Le lendemain matin, c'est un Bob fatigué qui, par la petite fenêtre de la grange, observe la campagne dans le petit matin. Son estomac lui rappelle qu'il y a longtemps qu'il n'a pas mangé. Que faire? Il n'ose s'aventurer à l'extérieur. Soudain, de sa cachette, il aperçoit un enfant qui, son cartable sur le dos, se rend à l'école. 

– Pst, pst, ohé gamin, attrape cette pièce, achète-moi une baguette de pain et des bonbons pour toi avec le reste.

 

Lorsque, quelques instants après, l'enfant pose à l'entrée de la grange un pain doré soigneusement enveloppé dans un morceau de papier imprimé, Bob l'avertit :

– Si tu dis qu'il y a quelqu'un dans cette grange, tu recevras la plus belle correction de ta vie. Tu entends?

 

Lorsque l'enfant est parti, Bob s'empare du pain et commence à le dévorer à belles dents. Mais la journée est longue lorsqu'on n’a rien à faire, sinon de manger un morceau de pain et de tourner en rond dans une vieille grange qui sent le foin et la poussière. Aussi Bob jette-t-il un coup d'œil sur le papier dans lequel le boulanger a emballé son pain. Bob sursaute... en lisant des paroles qui semblent n'être écrites que pour lui:

 

«Tu as mis devant toi nos iniquités, devant la lumière de ta face nos fautes cachées.»

 

Ces mots lui font penser à un tribunal devant lequel il comparaîtrait… On dirait tout ce qu'il a fait et il serait déclaré coupable. Il fronce les sourcils... Ses fautes cachées devant la lumière de sa face ? Bob est venu cacher sa faute ici même, dans l'obscurité de cette grange abandonnée : son geste, l'évangéliste qui s'écroule... Dieu le voit-il donc au fond de son trou, lui et sa terrible faute ? Oh, combien il voudrait pouvoir défaire ce qu'il a fait ! Tout est contre lui: la police qui doit le chercher à l'heure actuelle, mais aussi Dieu lui-même devant qui il ne peut se cacher. La nuit suivante ne lui a apporté qu'un très court repos. Très agité, il se tourne, se réveillant parfois même en sursaut, entendant dans son rêve: « Bob, tu es pris, inutile de te cacher ! »

 

Blanc comme la neige

 

Le lendemain Bob guette le petit garçon:

– Pst, pst! La même chose qu’hier... et n'oublie pas de tenir ta langue.

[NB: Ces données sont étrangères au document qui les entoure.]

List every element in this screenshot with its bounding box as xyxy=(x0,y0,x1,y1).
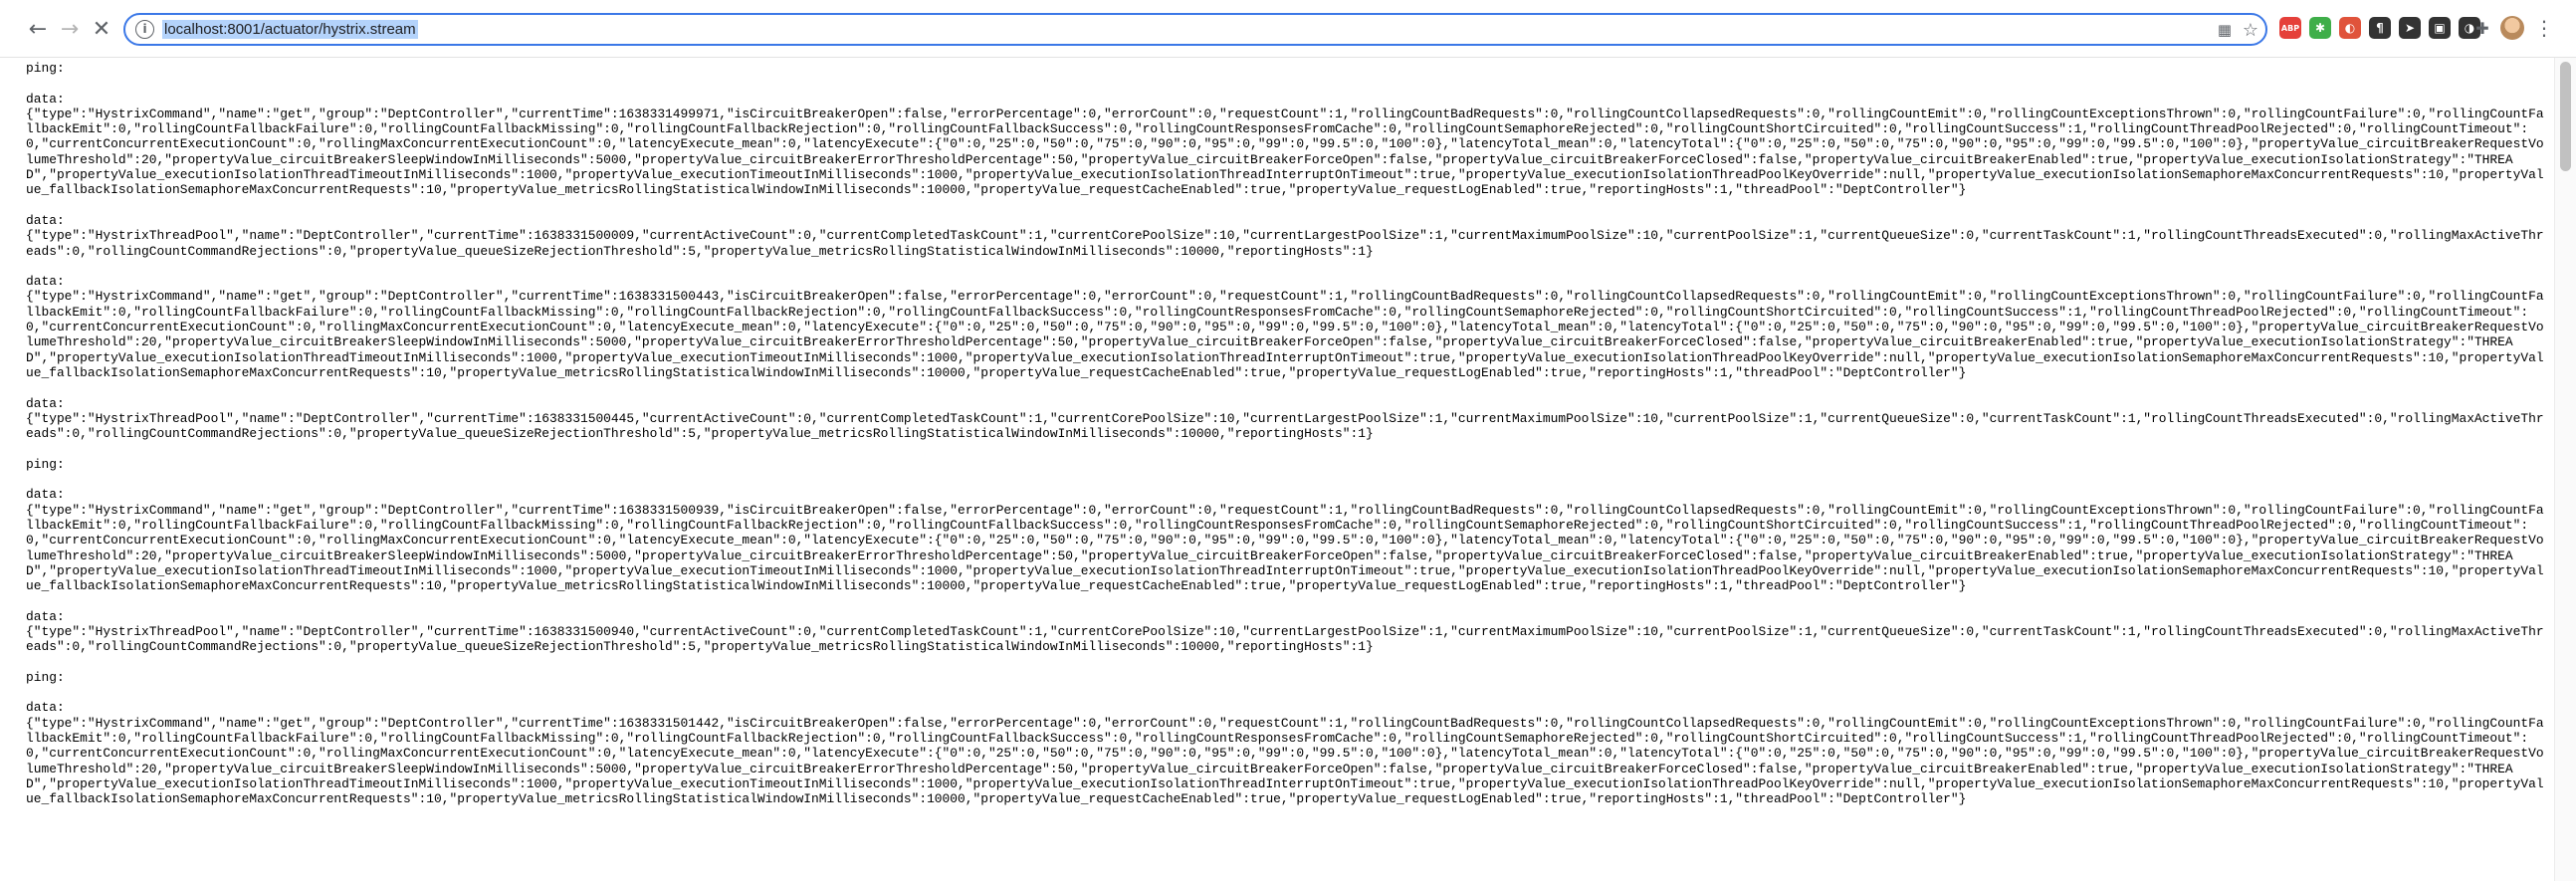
event-payload: {"type":"HystrixCommand","name":"get","g… xyxy=(26,106,2544,198)
event-payload: {"type":"HystrixCommand","name":"get","g… xyxy=(26,715,2544,807)
page-content: ping: data: {"type":"HystrixCommand","name… xyxy=(26,61,2544,857)
browser-toolbar: ← → ✕ i localhost:8001/actuator/hystrix.… xyxy=(0,0,2576,58)
data-label: data: xyxy=(26,700,65,716)
event-payload: {"type":"HystrixCommand","name":"get","g… xyxy=(26,502,2544,594)
adblock-extension-icon[interactable]: ABP xyxy=(2279,17,2301,39)
data-label: data: xyxy=(26,212,65,228)
back-button[interactable]: ← xyxy=(24,15,52,43)
site-info-icon[interactable]: i xyxy=(135,20,154,39)
send-extension-icon[interactable]: ➤ xyxy=(2399,17,2421,39)
puzzle-green-extension-icon[interactable]: ✱ xyxy=(2309,17,2331,39)
data-label: data: xyxy=(26,91,65,107)
bookmark-extension-icon[interactable]: ▣ xyxy=(2429,17,2451,39)
data-label: data: xyxy=(26,487,65,503)
data-label: data: xyxy=(26,274,65,290)
data-label: data: xyxy=(26,395,65,411)
event-stream: ping: data: {"type":"HystrixCommand","name… xyxy=(26,61,2544,822)
qr-code-icon[interactable]: ▦ xyxy=(2214,19,2236,41)
event-payload: {"type":"HystrixThreadPool","name":"Dept… xyxy=(26,228,2544,259)
forward-button[interactable]: → xyxy=(56,15,84,43)
scrollbar-thumb[interactable] xyxy=(2560,62,2571,171)
url-text[interactable]: localhost:8001/actuator/hystrix.stream xyxy=(162,20,418,39)
event-payload: {"type":"HystrixThreadPool","name":"Dept… xyxy=(26,410,2544,442)
stop-loading-button[interactable]: ✕ xyxy=(88,15,115,43)
vertical-scrollbar[interactable] xyxy=(2554,58,2576,881)
forward-arrow-icon: → xyxy=(60,16,80,42)
stop-icon: ✕ xyxy=(92,16,111,42)
data-label: data: xyxy=(26,608,65,624)
ping-line: ping: xyxy=(26,456,65,472)
profile-avatar[interactable] xyxy=(2500,16,2524,40)
event-payload: {"type":"HystrixCommand","name":"get","g… xyxy=(26,289,2544,380)
ping-line: ping: xyxy=(26,669,65,685)
extensions-puzzle-icon[interactable]: ✚ xyxy=(2471,17,2493,39)
color-picker-extension-icon[interactable]: ◐ xyxy=(2339,17,2361,39)
bookmark-star-icon[interactable]: ☆ xyxy=(2240,19,2261,41)
browser-menu-button[interactable]: ⋮ xyxy=(2534,16,2554,40)
paragraph-extension-icon[interactable]: ¶ xyxy=(2369,17,2391,39)
back-arrow-icon: ← xyxy=(28,16,48,42)
ping-line: ping: xyxy=(26,61,65,76)
address-bar[interactable]: i localhost:8001/actuator/hystrix.stream… xyxy=(123,13,2267,46)
event-payload: {"type":"HystrixThreadPool","name":"Dept… xyxy=(26,623,2544,655)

Son pain englouti, Bob lit ce qui est écrit sur le papier d'emballage:

 

«Venez et plaidons ensemble, dit l'Eternel. Si vos péchés sont comme le cramoisi, ils deviendront blancs comme la neige.»

 

Oui, c'est bien un tribunal. Il est question de plaider. Mais qui voudrait le défendre ? Il repense à son geste, l'homme qui tombe pour ne plus se relever… Son compte est bon, il est indéfendable. Et pourtant il est écrit: ses péchés deviendront blancs comme la neige.

 

Le lendemain, il ne lui reste qu'une pièce.

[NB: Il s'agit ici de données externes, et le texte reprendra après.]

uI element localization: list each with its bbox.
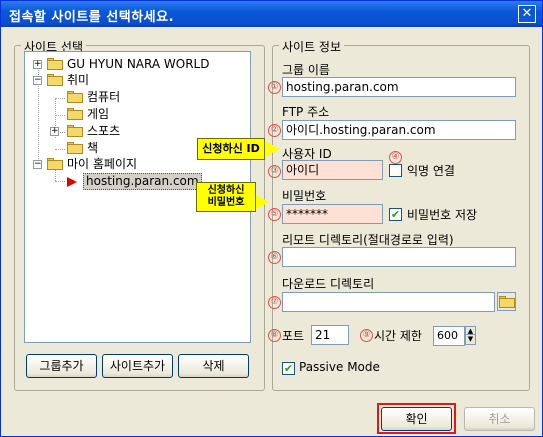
timeout-spinner[interactable]: ▲ ▼ [465, 326, 476, 345]
callout-password-tail [256, 195, 269, 209]
user-id-input[interactable]: 아이디 [282, 160, 383, 180]
folder-icon [67, 108, 83, 120]
marker-8: ⑧ [268, 329, 281, 342]
delete-button[interactable]: 삭제 [178, 354, 249, 378]
collapse-icon[interactable]: − [33, 160, 42, 169]
ftp-address-input[interactable]: 아이디.hosting.paran.com [282, 120, 516, 140]
expand-icon[interactable]: + [50, 127, 59, 136]
add-group-button[interactable]: 그룹추가 [26, 354, 97, 378]
tree-item-label: 게임 [87, 107, 110, 121]
site-select-dialog: 접속할 사이트를 선택하세요. ✕ 사이트 선택 + GU HYUN NARA … [0, 0, 543, 437]
spin-down-icon[interactable]: ▼ [466, 335, 475, 343]
folder-icon [67, 125, 83, 137]
marker-2: ② [268, 124, 281, 137]
group-name-label: 그룹 이름 [282, 63, 330, 77]
folder-icon [47, 58, 63, 70]
anonymous-checkbox[interactable] [389, 164, 402, 177]
callout-password-line1: 신청하신 [207, 185, 245, 196]
folder-open-icon [499, 296, 515, 308]
marker-5: ⑤ [268, 208, 281, 221]
remote-directory-input[interactable] [282, 247, 516, 267]
folder-open-icon [47, 74, 63, 86]
save-password-label: 비밀번호 저장 [407, 208, 478, 222]
folder-open-icon [47, 158, 63, 170]
cancel-button[interactable]: 취소 [464, 407, 535, 431]
remote-directory-label: 리모트 디렉토리(절대경로로 입력) [282, 233, 454, 247]
port-input[interactable]: 21 [311, 325, 349, 345]
add-site-button[interactable]: 사이트추가 [102, 354, 173, 378]
tree-item-label: 취미 [67, 73, 90, 87]
ok-button-highlight [377, 403, 456, 434]
marker-3: ③ [268, 165, 281, 178]
site-info-group-label: 사이트 정보 [279, 38, 345, 55]
password-label: 비밀번호 [282, 189, 327, 203]
callout-user-id: 신청하신 ID [197, 138, 265, 160]
marker-9: ⑨ [360, 329, 373, 342]
anonymous-label: 익명 연결 [407, 164, 455, 178]
site-arrow-icon [67, 177, 77, 187]
marker-1: ① [268, 81, 281, 94]
download-directory-input[interactable] [282, 292, 495, 312]
group-name-input[interactable]: hosting.paran.com [282, 77, 516, 97]
marker-6: ⑥ [268, 251, 281, 264]
folder-icon [67, 142, 83, 154]
callout-user-id-tail [265, 141, 280, 157]
dialog-footer [2, 399, 541, 436]
marker-4: ④ [389, 151, 402, 164]
download-directory-label: 다운로드 디렉토리 [282, 277, 375, 291]
ftp-address-label: FTP 주소 [282, 105, 330, 119]
callout-password-line2: 비밀번호 [207, 197, 245, 208]
expand-icon[interactable]: + [33, 60, 42, 69]
password-input[interactable]: ******* [282, 204, 383, 224]
folder-icon [67, 91, 83, 103]
callout-password: 신청하신 비밀번호 [196, 182, 256, 212]
browse-folder-button[interactable] [497, 292, 516, 311]
tree-item-label: 책 [87, 141, 99, 155]
timeout-label: 시간 제한 [374, 329, 422, 343]
collapse-icon[interactable]: − [33, 76, 42, 85]
window-title: 접속할 사이트를 선택하세요. [9, 10, 175, 25]
tree-item-label: 마이 홈페이지 [67, 157, 138, 171]
timeout-input[interactable]: 600 [433, 326, 465, 346]
tree-item-label: 컴퓨터 [87, 90, 121, 104]
tree-item-label: GU HYUN NARA WORLD [67, 57, 210, 71]
close-icon: ✕ [521, 6, 533, 21]
passive-mode-checkbox[interactable]: ✔ [282, 362, 295, 375]
title-bar[interactable]: 접속할 사이트를 선택하세요. ✕ [1, 1, 542, 27]
marker-7: ⑦ [268, 296, 281, 309]
tree-item-label: hosting.paran.com [83, 173, 202, 190]
tree-item-label: 스포츠 [87, 124, 121, 138]
passive-mode-label: Passive Mode [299, 360, 380, 374]
close-button[interactable]: ✕ [518, 5, 536, 23]
spin-up-icon[interactable]: ▲ [466, 327, 475, 335]
save-password-checkbox[interactable]: ✔ [389, 208, 402, 221]
port-label: 포트 [282, 329, 305, 343]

– Pst, pst! gamin, la même chose qu’hier.

Cette fois, Bob attend le papier qui enveloppe le pain avec plus d'impatience que le pain lui-même. Lorsque l'enfant s'est acquitté de sa mission, il se penche sur le papier.

 

«Mais Dieu constate son amour à lui envers nous en ce que, lorsque nous étions encore pécheurs, Christ est mort pour nous.»

 

Oui, il est coupable ! Oui, il est indéfendable ! Mais justement, Christ est mort pour ceux-là ! Serait-ce aussi pour lui ? Lentement la lumière entre dans son cœur. Bob est sorti de sa grange, la campagne rit dans le soleil du matin. Il refait en sens inverse le chemin qu'il a fait si précipitamment. Il va se livrer à la police. Qu'importe ce qui lui arrivera, il est en règle avec Dieu. Il veut se mettre en règle avec la justice des hommes.

C'est moi qui l'ai tué

 

Arrivant au village, il se dirige vers le poste de police.

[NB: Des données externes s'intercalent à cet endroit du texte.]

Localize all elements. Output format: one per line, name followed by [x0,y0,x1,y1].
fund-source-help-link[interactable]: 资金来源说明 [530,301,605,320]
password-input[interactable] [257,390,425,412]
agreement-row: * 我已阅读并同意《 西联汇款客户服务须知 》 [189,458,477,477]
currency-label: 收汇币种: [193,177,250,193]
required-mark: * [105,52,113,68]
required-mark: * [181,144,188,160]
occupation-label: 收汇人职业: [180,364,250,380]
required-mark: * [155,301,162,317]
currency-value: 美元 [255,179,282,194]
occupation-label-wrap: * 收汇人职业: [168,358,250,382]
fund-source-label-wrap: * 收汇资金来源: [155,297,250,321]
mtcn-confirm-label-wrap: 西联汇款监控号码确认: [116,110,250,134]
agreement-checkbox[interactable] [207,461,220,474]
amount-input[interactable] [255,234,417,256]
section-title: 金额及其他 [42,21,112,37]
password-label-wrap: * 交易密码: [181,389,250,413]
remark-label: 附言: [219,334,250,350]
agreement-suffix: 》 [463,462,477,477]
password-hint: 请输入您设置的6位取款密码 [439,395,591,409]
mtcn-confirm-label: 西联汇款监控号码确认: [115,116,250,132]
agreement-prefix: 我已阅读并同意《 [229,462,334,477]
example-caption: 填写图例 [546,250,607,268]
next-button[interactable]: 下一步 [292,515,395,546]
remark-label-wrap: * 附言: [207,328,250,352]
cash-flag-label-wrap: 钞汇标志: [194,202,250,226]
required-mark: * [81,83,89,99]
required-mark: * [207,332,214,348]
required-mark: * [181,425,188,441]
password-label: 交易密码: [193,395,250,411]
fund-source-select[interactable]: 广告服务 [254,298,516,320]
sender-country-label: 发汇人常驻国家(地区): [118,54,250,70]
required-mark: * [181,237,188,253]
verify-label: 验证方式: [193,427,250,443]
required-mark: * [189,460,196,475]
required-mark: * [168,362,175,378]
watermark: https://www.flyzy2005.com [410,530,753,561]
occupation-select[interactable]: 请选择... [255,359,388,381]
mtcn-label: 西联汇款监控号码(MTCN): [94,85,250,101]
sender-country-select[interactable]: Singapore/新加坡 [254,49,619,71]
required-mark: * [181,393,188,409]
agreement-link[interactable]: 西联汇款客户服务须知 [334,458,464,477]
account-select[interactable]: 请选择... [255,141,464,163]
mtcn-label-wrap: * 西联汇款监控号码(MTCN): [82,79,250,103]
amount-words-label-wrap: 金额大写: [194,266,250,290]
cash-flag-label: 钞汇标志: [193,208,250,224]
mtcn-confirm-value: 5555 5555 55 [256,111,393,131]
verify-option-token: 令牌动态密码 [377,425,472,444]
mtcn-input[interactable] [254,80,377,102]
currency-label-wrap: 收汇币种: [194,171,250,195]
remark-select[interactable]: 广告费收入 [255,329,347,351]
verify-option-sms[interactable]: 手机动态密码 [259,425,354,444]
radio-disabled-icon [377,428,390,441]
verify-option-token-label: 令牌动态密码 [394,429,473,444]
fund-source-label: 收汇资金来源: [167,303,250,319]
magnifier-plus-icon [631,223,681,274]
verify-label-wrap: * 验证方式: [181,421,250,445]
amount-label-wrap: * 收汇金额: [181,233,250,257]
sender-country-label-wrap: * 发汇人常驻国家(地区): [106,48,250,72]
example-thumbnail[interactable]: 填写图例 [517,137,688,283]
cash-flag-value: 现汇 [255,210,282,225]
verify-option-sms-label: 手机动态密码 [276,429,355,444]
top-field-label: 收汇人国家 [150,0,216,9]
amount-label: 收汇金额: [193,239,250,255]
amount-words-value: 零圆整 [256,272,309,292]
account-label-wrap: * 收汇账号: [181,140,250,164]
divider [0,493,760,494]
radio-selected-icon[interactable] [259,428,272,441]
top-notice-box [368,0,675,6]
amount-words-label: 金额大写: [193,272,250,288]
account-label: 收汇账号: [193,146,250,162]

– Monsieur le commissaire, c'est moi Bob qui  ai tué l'évangéliste, l'autre soir sur la place.

 

Le policier ouvre des grands yeux.

– L'évangéliste qui est dans la région ? Mais... il n'est pas mort, que je sache. Il est vrai qu'on m'a rapporté un incident l'autre soir, comme quoi il aurait été bousculé et serait tombé de son estrade. Mais après, il s'est relevé tout seul et il a continué à annoncer l'évangile.

 

Bob n'en croit pas ses oreilles. Alors, je suis en règle ? Dehors, Bob sourit au soleil du printemps qui caresse la nature. C'est bon d'être en règle avec les hommes, mais combien plus encore d'être en règle avec Dieu !

 

Et toi, es-tu en règle avec Dieu ? Si tu ne l'es pas, il faut que tu lui avoues tes péchés. Jésus est mort pour toi, pour que tu le connaisses comme ton Sauveur.